Lundberg may delay delivery or acceptance occasioned by causes beyond its control, such as government action or failure of the government to act where such action is required, strike or other labor dispute, fire, act of God or unusually severe weather. Seller shall hold such goods at the direction of Lundberg and shall deliver them when the cause of the delay has been removed.
Lundberg may terminate any purchase order or any part of a purchase order for its convenience at any time upon 15 days prior notice to Seller.
Lundberg may terminate a purchase order or any part of a purchase order for cause in the event of any default by Seller, including any failure to comply with any terms and conditions set forth in a purchase order or these Purchase Terms. Late deliveries, deliveries of products that are defective or that do not conform to the applicable purchase order and failure to provide Lundberg, upon request, with reasonable assurances of future performance shall all be bases for termination for cause.
No part of any purchase order may be assigned or subcontracted by Seller without prior written approval of Lundberg.
All notices must be in writing and will be deemed given only when sent by first class mail (return receipt requested), hand-delivered or sent by documented overnight delivery service to the party to whom the notice is directed, at its address indicated in the applicable purchase order or by written notice.
The purchase order, these Purchase Terms and any documents included by reference in the purchase order constitute the entire agreement between Lundberg and Seller and may not be modified by course of performance, course of dealing or usage of trade.
No purchase order nor these Purchase Terms may be modified or amended except in writing signed by both Lundberg and Seller specifically referring to the applicable purchase order and/or these Purchase Terms.

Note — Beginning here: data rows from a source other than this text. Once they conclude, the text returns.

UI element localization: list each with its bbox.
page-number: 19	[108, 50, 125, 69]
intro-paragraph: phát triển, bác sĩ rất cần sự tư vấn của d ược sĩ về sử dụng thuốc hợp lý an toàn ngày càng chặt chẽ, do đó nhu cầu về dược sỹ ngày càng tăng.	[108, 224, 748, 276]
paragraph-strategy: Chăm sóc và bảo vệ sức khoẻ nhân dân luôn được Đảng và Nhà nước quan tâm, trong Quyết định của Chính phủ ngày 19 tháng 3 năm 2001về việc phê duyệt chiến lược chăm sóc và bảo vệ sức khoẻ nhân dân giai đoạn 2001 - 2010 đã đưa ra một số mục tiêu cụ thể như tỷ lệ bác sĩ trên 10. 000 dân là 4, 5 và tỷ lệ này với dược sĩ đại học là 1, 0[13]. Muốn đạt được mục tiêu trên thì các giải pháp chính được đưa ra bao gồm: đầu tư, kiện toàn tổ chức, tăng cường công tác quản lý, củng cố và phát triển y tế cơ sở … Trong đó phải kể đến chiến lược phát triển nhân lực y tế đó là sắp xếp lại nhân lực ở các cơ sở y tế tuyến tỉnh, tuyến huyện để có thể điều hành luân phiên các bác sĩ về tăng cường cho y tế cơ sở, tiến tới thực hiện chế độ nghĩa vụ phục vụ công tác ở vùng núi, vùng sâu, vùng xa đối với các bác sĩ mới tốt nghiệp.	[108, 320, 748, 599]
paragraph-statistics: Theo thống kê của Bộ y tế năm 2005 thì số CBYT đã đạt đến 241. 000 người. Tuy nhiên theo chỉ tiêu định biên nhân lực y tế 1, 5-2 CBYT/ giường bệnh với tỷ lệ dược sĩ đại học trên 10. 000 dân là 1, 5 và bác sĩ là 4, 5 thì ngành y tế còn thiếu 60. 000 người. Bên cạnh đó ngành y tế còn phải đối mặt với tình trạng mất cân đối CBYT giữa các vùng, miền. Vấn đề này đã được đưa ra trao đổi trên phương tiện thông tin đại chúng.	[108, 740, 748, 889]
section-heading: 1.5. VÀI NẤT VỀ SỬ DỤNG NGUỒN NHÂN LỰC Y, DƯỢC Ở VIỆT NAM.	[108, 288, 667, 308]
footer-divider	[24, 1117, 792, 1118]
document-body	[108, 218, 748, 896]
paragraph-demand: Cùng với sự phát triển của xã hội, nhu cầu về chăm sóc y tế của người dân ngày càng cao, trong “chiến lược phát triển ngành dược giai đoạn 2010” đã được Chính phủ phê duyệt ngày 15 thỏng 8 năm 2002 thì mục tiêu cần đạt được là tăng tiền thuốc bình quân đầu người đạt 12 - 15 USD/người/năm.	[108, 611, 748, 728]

Lundberg’s failure to insist on performance of any of the terms or conditions in a purchase order or these Purchase Terms or to exercise any right or privilege, or Lundberg’s waiver of any breach of a purchase order or these Purchase Terms shall not waive any other terms, conditions or privileges, whether of the same or similar type.
If any clause or provision in these Purchase Terms is determined to be invalid, the remaining provisions of these Purchase Terms will remain in full force and effect.
These terms and conditions shall be interpreted pursuant to the laws of the State of California without giving effect to its choice of law provisions. Litigation brought to contest disputes arising under this purchase order shall be brought only in the state or federal courts of the State of California.
Each of the rights and remedies reserved by Lundberg in a purchase order or in these Purchase Terms shall be cumulative and additional to any other or further remedies provided by law or equity, or in these Purchase Terms.